L’atteggiamento dei genitori straordinariamente composto, il dolore pacatamente represso e la regolare nonché rigida regola di non partecipare (nemmeno con laute promesse economiche) nei vari programmi televisivi, è particolarmente ragguardevole e degno della massima considerazione e rispetto.
- Chi era Yara Gambirasio
- La misteriosa scomparsa
- L’ombra dell’omicidio
- Mohammed Fikri
- Il macabro ritrovamento
- L’eccezionalità delle indagini giudiziarie
- Il misterioso “Ignoto 1”
- Massimo Bossetti
- La vicenda giudiziaria
- Ipotesi alternative
- Conclusioni
Chi era Yara Gambirasio
Yara Gambirasio è una gioviale e simpatica ragazzina di 13 anni, che vive a Brembate di Sopra in provincia di Bergamo. È un’adolescente tranquilla, senza eccesive pretese. Non ha abitudini a rischio, né frequenta cattive compagnie. Ha una sola grande passione: la ginnastica ritmica. É un’attività che pratica, con spiccato entusiasmo, da piccola. Probabilmente, sarà questa innocente passione a condurla, sebbene del tutto casualmente, alla sua orrenda morte prematura. Infatti, per coltivare questa passione si reca un paio di volte a settimana in una palestra del paese. Tuttavia, nulla fa pensare ad una tragedia. Mancano i fattori di rischio. Ciononostante, a volte, le previsioni sono fatte per essere smentite. Come tragicamente accade in questa vicenda.
La misteriosa scomparsa
Yara si reca al centro sportivo il 26 novembre 2010, un venerdì. Lo fa con la sua abituale precisione alle 17.30. Rimane, secondo diversi testimoni, fino alle ore 18.40. Poi, non si hanno più notizie.
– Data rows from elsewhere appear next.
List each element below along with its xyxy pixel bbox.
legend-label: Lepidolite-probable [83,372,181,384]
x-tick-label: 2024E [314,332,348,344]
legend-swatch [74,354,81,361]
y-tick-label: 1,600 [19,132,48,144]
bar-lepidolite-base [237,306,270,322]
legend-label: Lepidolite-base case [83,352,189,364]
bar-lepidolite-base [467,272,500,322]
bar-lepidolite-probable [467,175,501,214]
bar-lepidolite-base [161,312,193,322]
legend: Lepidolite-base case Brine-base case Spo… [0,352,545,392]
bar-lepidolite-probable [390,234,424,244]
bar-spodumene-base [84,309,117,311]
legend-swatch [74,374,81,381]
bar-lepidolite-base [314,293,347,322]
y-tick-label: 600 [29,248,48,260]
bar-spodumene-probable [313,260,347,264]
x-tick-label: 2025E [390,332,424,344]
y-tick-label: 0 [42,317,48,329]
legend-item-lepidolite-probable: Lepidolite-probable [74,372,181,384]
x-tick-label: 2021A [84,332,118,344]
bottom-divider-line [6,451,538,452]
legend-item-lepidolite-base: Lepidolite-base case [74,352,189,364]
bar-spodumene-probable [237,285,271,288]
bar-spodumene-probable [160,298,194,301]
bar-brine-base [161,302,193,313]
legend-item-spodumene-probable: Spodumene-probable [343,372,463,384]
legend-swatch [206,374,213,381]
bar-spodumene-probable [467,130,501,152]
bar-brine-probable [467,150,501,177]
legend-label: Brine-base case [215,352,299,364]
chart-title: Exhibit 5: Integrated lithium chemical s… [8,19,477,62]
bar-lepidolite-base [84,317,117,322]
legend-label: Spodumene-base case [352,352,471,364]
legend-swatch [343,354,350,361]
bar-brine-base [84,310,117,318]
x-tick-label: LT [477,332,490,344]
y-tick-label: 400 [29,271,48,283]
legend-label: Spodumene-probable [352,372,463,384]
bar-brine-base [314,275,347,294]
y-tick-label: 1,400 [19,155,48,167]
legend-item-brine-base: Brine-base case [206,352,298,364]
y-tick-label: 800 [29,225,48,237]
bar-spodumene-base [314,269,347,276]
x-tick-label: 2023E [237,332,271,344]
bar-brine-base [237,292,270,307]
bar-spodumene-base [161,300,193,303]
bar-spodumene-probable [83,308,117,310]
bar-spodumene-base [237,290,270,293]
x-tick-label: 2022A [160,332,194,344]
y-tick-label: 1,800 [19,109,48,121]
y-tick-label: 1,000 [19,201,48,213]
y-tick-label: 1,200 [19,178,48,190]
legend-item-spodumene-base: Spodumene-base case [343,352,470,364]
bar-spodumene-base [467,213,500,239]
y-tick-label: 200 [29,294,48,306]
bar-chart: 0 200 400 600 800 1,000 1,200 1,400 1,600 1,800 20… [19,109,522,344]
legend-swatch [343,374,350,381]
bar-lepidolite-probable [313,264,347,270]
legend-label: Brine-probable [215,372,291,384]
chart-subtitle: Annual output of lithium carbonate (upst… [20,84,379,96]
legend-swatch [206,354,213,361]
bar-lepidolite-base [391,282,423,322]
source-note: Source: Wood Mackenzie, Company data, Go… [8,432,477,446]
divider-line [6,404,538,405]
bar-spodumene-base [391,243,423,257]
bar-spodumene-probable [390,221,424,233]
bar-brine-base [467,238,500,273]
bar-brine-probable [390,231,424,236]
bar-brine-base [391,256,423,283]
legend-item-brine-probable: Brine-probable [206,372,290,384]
I genitori, conoscendo l’estrema serietà mista alla regolarità nel rispetto degli orari della figlia, iniziano ad insospettirsi fino ad allarmarsi per l’inusuale e protratto ritardo.
Ragion per cui decidono di far scattare l’allarme, avvisando le Forze dell’ordine.
Partono le ricerche. Gli inquirenti localizzano gli ultimi radio-segnali del telefono cellulare in zona: precisamente alle 18.44 a Ponte San Pietro, alle 18.49 a Mapello ed infine a Brembate alle 18.55.
Da quel momento non si riesce più a captare nessun segnale. Della povera ragazzina, innamorata della ginnastica ritmica, si perdono le tracce. Per sempre. Almeno da viva.
L’ombra dell’omicidio
Trascorrono le ore e con esse i giorni. Gli inquirenti si convincono che Yara sia stata rapita ed uccisa da qualche degenerato maniaco.
Anche i genitori lo sospettano, ma sperano ancora nel contrario.
Nel frattempo, si intensificano le indagini.
Vengono passate a setaccio le abitudini della ragazzina e le sue frequentazioni.
Non emerge nulla. Nessun fattore di rischio, nessun contatto pericoloso, nessuna situazione sospetta.
Fino a quando, sul fronte giudiziario, si registra un forte colpo di scena.
Mohammed Fikri
É il 5 dicembre 2010. Sono passati dieci giorni dalla scomparsa della ragazzina. All’improvviso, su una nave passeggeri diretta a Tangeri, viene fermato dalle Forze dell’Ordine un operaio che sta ritornando nel suo paese d’origine: il Marocco. Si tratta di un giovanissimo di ventidue anni originario del paese nordafricano: si chiama Mohammed Fikri.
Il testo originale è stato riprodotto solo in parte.